Not surprisingly, the cricket world was eager to see how the India skipper would fare in his latest outing in England. And Kohli went on to show that the last tour was just an one-off. He scored a splendid 149 in the first innings of the Edgbaston Test to bail India out of trouble. India were 100 for 5 and were looking set to concede a massive lead to the hosts. However, Kohli’s century helped India post 274 in reply to England’s 287.
Kohli once again top-scored for his side in the second innings, scoring a fighting 51. But lack of support from other end once again saw his heroic effort going in vain.
And Gavaskar believes fine-tuning his bat-speed has helped Kohli pass the litmus test in England.
“It’s brilliant! The adjustment that he’s made in his bat speed. In 2014, he was feeling for deliveries outside the off-stump. Now he’s waiting for the ball to come, not pushing at the ball as much. At the start, he does. But that happens with everyone,” Gavaskar, an expert with official broadcasters Sony Pictures Network, told reporters.
“The way he’s made that adjustment, mental adjustment, that is brilliant, fantastic. And that is the reason why he was able to get big runs. It’s just that little technical adjustment where he’s not pushing and playing close to the body,” explained Gavaskar.
The legendary batsman further said that the English conditions demand a lot more footwork and patience.
“It demands a lot more of your footwork, patience, because the ball keeps moving off the surface. You will get the odd scoreable deliveries which you must capitalise on. But in conditions in England like it happened in Birmingham, you have to be more watchful.

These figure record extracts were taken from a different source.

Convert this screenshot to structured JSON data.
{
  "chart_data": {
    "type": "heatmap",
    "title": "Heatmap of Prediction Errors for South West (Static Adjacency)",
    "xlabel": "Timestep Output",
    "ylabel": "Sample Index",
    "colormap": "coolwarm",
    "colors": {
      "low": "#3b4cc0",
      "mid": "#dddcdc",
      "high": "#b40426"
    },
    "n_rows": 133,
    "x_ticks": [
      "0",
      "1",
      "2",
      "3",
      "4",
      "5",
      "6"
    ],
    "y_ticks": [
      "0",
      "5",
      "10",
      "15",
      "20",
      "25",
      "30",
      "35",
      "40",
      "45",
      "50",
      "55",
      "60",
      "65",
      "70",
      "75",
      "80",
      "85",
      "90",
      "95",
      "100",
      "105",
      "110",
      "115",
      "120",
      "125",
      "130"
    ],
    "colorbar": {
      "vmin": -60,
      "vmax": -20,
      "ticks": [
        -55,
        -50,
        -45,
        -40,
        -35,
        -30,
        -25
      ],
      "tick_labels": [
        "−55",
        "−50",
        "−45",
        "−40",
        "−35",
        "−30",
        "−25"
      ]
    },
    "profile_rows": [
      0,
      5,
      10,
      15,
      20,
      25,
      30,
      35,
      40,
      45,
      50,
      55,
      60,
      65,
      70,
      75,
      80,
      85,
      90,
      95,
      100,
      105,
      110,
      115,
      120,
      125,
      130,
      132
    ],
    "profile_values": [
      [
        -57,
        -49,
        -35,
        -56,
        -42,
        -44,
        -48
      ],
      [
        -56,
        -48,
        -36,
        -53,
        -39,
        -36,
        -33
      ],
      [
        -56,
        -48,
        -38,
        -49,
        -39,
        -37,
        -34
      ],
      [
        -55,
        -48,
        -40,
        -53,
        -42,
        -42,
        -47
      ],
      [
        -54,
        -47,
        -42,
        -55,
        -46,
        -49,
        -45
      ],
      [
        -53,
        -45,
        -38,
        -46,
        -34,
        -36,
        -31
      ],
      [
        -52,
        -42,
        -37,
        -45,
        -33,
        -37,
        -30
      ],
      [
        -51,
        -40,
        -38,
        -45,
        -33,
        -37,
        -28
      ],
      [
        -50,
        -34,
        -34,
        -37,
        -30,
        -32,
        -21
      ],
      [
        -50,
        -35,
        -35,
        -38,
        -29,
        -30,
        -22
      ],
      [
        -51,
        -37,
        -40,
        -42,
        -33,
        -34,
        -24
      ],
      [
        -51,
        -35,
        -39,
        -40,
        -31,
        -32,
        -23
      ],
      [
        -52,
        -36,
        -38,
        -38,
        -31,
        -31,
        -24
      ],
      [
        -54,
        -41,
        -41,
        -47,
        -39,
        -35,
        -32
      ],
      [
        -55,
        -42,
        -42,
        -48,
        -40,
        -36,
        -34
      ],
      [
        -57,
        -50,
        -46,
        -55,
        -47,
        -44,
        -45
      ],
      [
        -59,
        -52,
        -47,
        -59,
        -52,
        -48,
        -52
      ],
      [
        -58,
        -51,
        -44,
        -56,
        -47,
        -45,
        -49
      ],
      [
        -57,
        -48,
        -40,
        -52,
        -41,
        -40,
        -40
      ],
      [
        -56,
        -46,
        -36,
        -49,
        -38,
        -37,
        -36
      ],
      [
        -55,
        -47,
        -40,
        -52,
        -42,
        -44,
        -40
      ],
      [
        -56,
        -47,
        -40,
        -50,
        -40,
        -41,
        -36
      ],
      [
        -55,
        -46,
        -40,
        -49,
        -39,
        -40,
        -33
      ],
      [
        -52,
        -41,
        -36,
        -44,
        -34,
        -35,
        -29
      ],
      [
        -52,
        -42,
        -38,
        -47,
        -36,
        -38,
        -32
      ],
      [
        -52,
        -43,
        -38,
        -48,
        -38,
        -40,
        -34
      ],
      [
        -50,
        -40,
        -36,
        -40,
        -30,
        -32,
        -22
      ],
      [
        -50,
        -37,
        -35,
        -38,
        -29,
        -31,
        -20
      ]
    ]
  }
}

“We did not except such a thing because in June and July the weather was like you get in India. You can never be prepared for these kind of conditions. For players from the sub-continent, it’s not very easy. Which is why I keep saying one must play more red-ball cricket, because that gives you a little bit of idea.
“You may not get world class bowlers but at least you will be playing first class bowlers,” said the batting great.